Vocational Identity and Talent in Academic Learning

Project Activities

There are multiple components within Project VITAL that are being carried out through campus channels of faculty and staff. Learn about each activity below.

Focus Mentorship

The Focus Mentoring program will pair new Hispanic students and low-income students with faculty and staff mentors to support students sense of belonging. The mission of the program will be to provide targeted coaching to support students’ adjustment to University life as valued members of the community, with a clear sense of identity and purpose. Focus mentors and mentees will engage in approximately eight hours of structured activities and 10 hours of unstructured activities each semester.

Internship Program

The Internship Program will create stronger connections between the internships and the academic curriculum, create new internships opportunities, in particular, the Project Director will facilitate greater opportunities for Hispanic and first-generation/low-income students to chart their collegiate and post-collegiate journeys by creating a strong conduit for faculty and staff to advise students about majors, career options and graduate school, and to familiarize students with the concept of vocation. The ultimate goal is to require a one-semester internship of every student, thereby ensuring that all students have equitable access to internship opportunities.

Faculty Learning Circles

Faculty Learning Circles (FLCs) help train faculty in advising and mentoring programs, grounded in DEIJ principles, that lead to discernment of vocation and purpose. The goals of the FLCs are threefold: 1) develop each faculty member’s mentoring capacity; 2) engender a collaborative learning culture to support student mentoring; and 3) produce departmental mentoring plans.

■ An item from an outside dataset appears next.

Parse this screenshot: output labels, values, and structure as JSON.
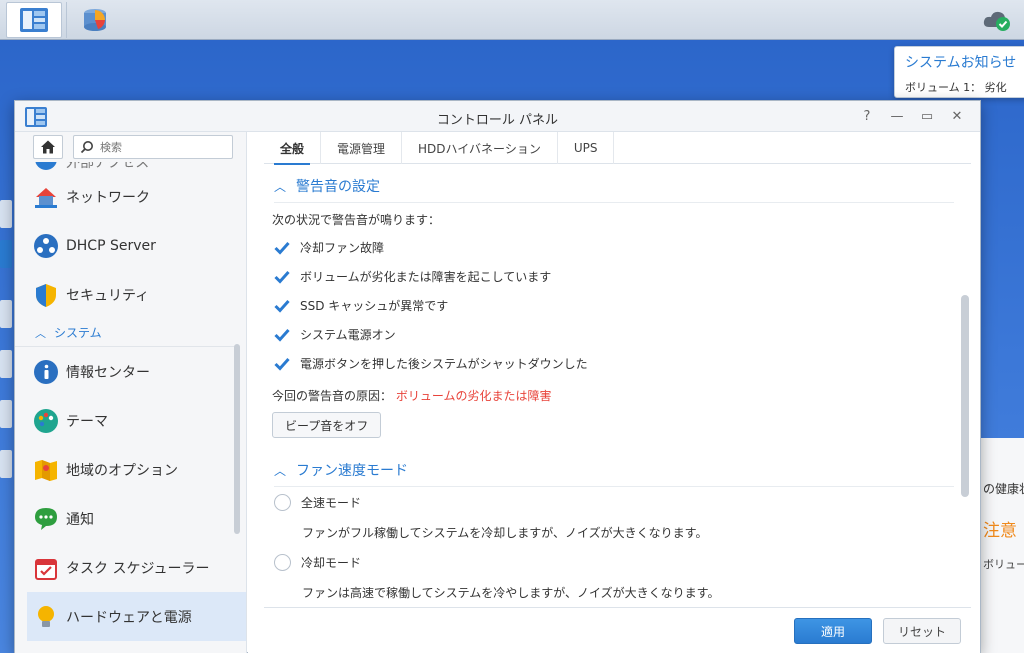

Strong mentoring plans will address strategies to facilitate student research, sponsor internship opportunities, oversee capstone projects, serve on thesis committees, and support student presentations at professional conferences.

Learn more about Faculty Learning Circles

Supervising Student Workers

The goal of student supervisor training is to empower supervisors to work more actively with students in exploring career interests, develop competencies, and apply lessons from academic coursework in a supervised, professional setting. Further, student supervisors will build their capacity to work with students from manifold backgrounds and experiences, demonstrating the cultural dexterity to increase students’ sense of belonging and self-determination.

Peer Advising Program

Revitalize peer advising program with new training in DEIJ concepts and practices. Upper-division students interested in the program will be selected through an application process administered by the Office of Student Life and will serve as co-teachers in the First-year Seminar course. Peer mentors will contribute to new students’ sense of belonging and affirm the cultural wealth of incoming students from traditionally underrepresented backgrounds.

To apply to be a Peer Mentor contact Student Life.

Redesign of Online Courses

Redesign courses for online instruction for post-traditional students in the Bachelor’s Degree for Professionals. The goal is to develop a curriculum in the Bachelor’s Degree for Professionals program for post-traditional students, who are overwhelmingly Hispanic and low-income, that may be completed online, in-person, or both.

Financial Literacy

Each year one financial literacy workshop will be offered to 75 students. Family members will also be welcome and Spanish interpretation will be available.

The Financial Aid office will start a chat platform to provide 24-hour, real-time interactive services to students and families. Special effort will be made to promote the program to Hispanic students and students from first-generation/low-income families.